You'll notice that both men in the videos keep their eye on the kettlebell during the entire exercise. They do this to maintain good alignment and stay centered under the weight. The further away a weight is held from your body, the more unstable it will be. The TGU increases the challenge of keeping the weight stable overhead because the weight is loaded asymmetrically - that is, it's held in one hand on one side of your body. The challenge for the rest of your body, which is accomplished when the TGU is done properly, is to maintain your body's center of gravity in complete alignment with the weight overhead.

Here are a few other tips if you want to learn or improve with the TGU:
  • It's not necessary to do more than 3-6 reps per side of your body. At first you may find it challenging to do it on both sides because you have muscle imbalances such that one side is stronger than the other and you may need to train both sides into parity.
  • Concentrate on doing the entire movement properly, not how much weight you are lifting. This exercise is powerful even with light weights.
  • Remember to breath throughout the entire exercise. Don't hold your breath. You're going to use a lot of muscle that needs a steady supply of oxygen.
The TGU never gets easy because you'll steadily want to increase the weight and reps to keep stimulating your muscles. Yeah, it's one of those exercises you'll take a deep breath before you get on the floor to do the first one. Sometimes your arm holding the kettblebell and all the rest of your body will tremble and waver as you struggle to maintain proper form. But you will feel exhilerated like Atlas when you see the kettlebell overhead after you stand up, and you feel a wonderful sense of relief and accomplishment when you lay down the kettlebell after that last rep.

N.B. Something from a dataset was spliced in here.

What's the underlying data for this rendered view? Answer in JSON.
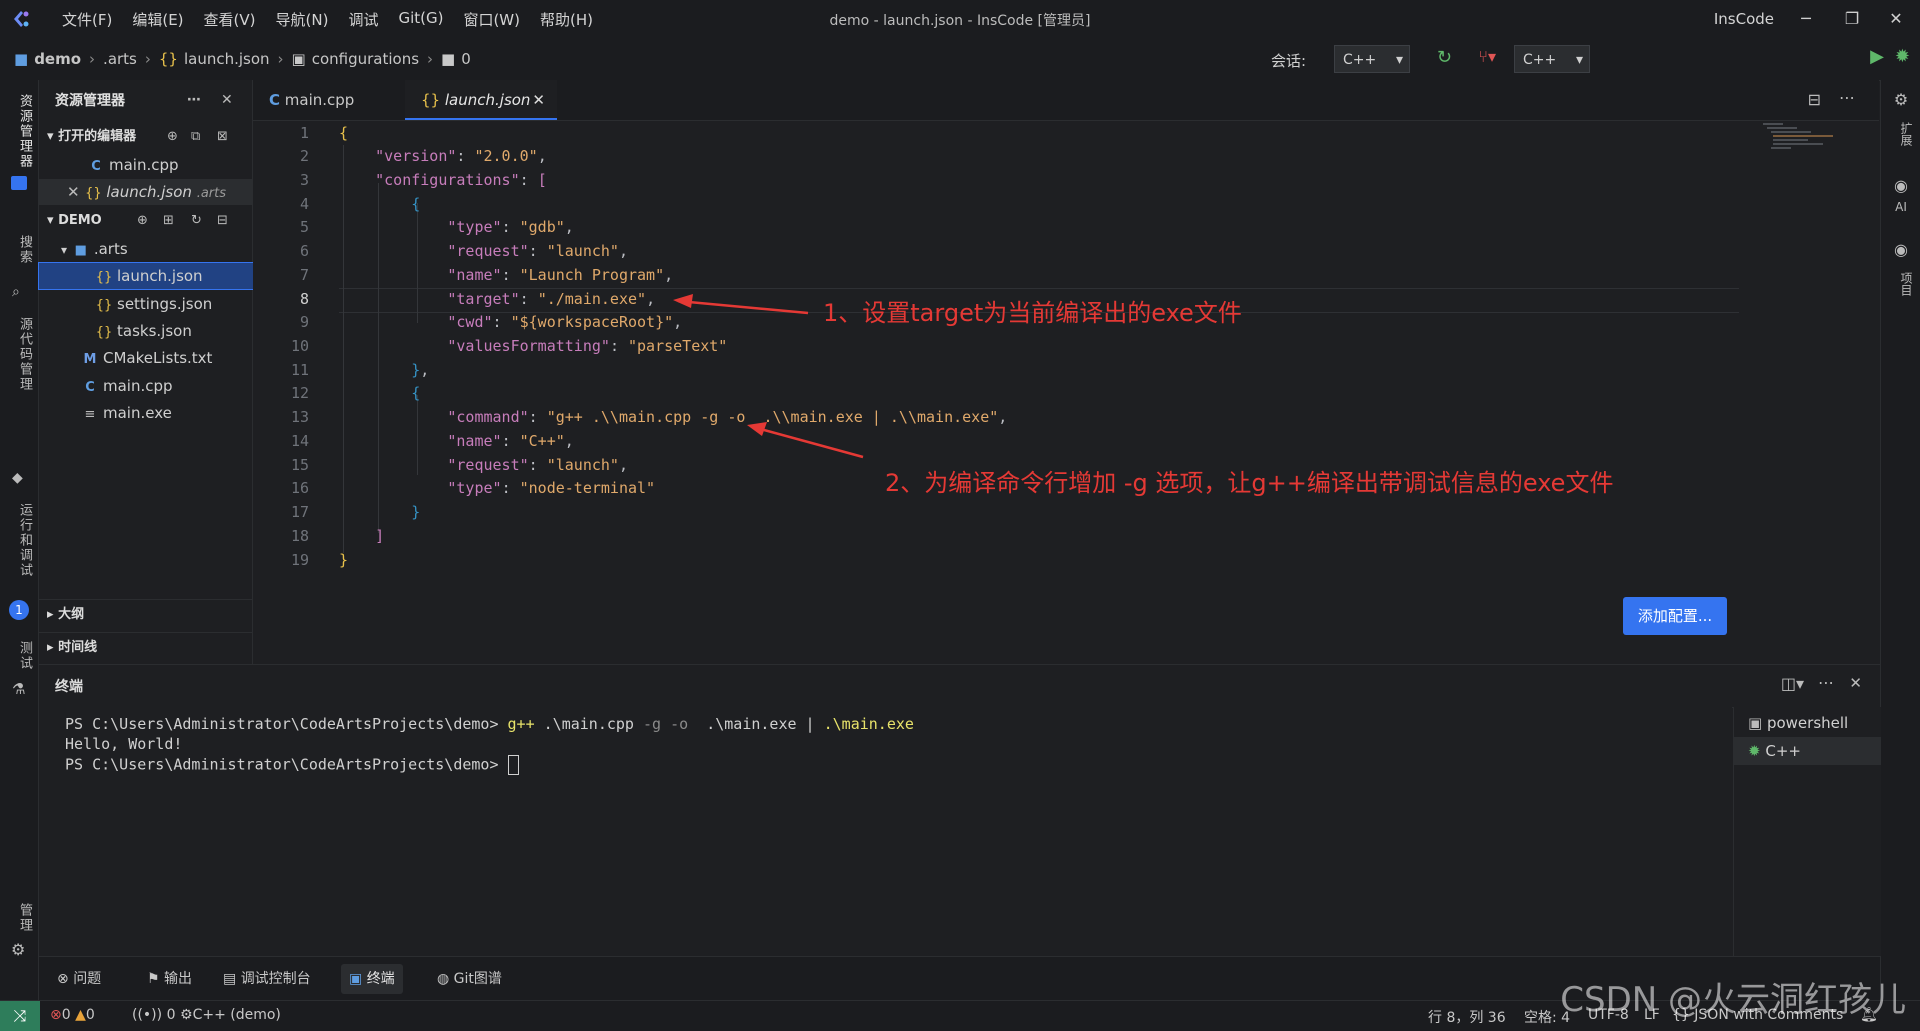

The TGU is training for real life, not building faux muscle for strutting on the beach or in the gym. The real rewards are much more important and long term - you can get out of bed, lift up your child, kneel to pick up something you dropped, reach overhead across a fence to pick an apple, roll under your car to see if the muffler is coming loose. As you watch or do the TGU, think of all the everyday physical activities that are rehearsed in the TGU.

The rewards aren't just physcial either. Sometimes life knocks you down and you have to get back up. You have a setback in your health or at work, wherever. The TGU gives you mental stamina and toughness. Do them so, like my friend, you'll get up.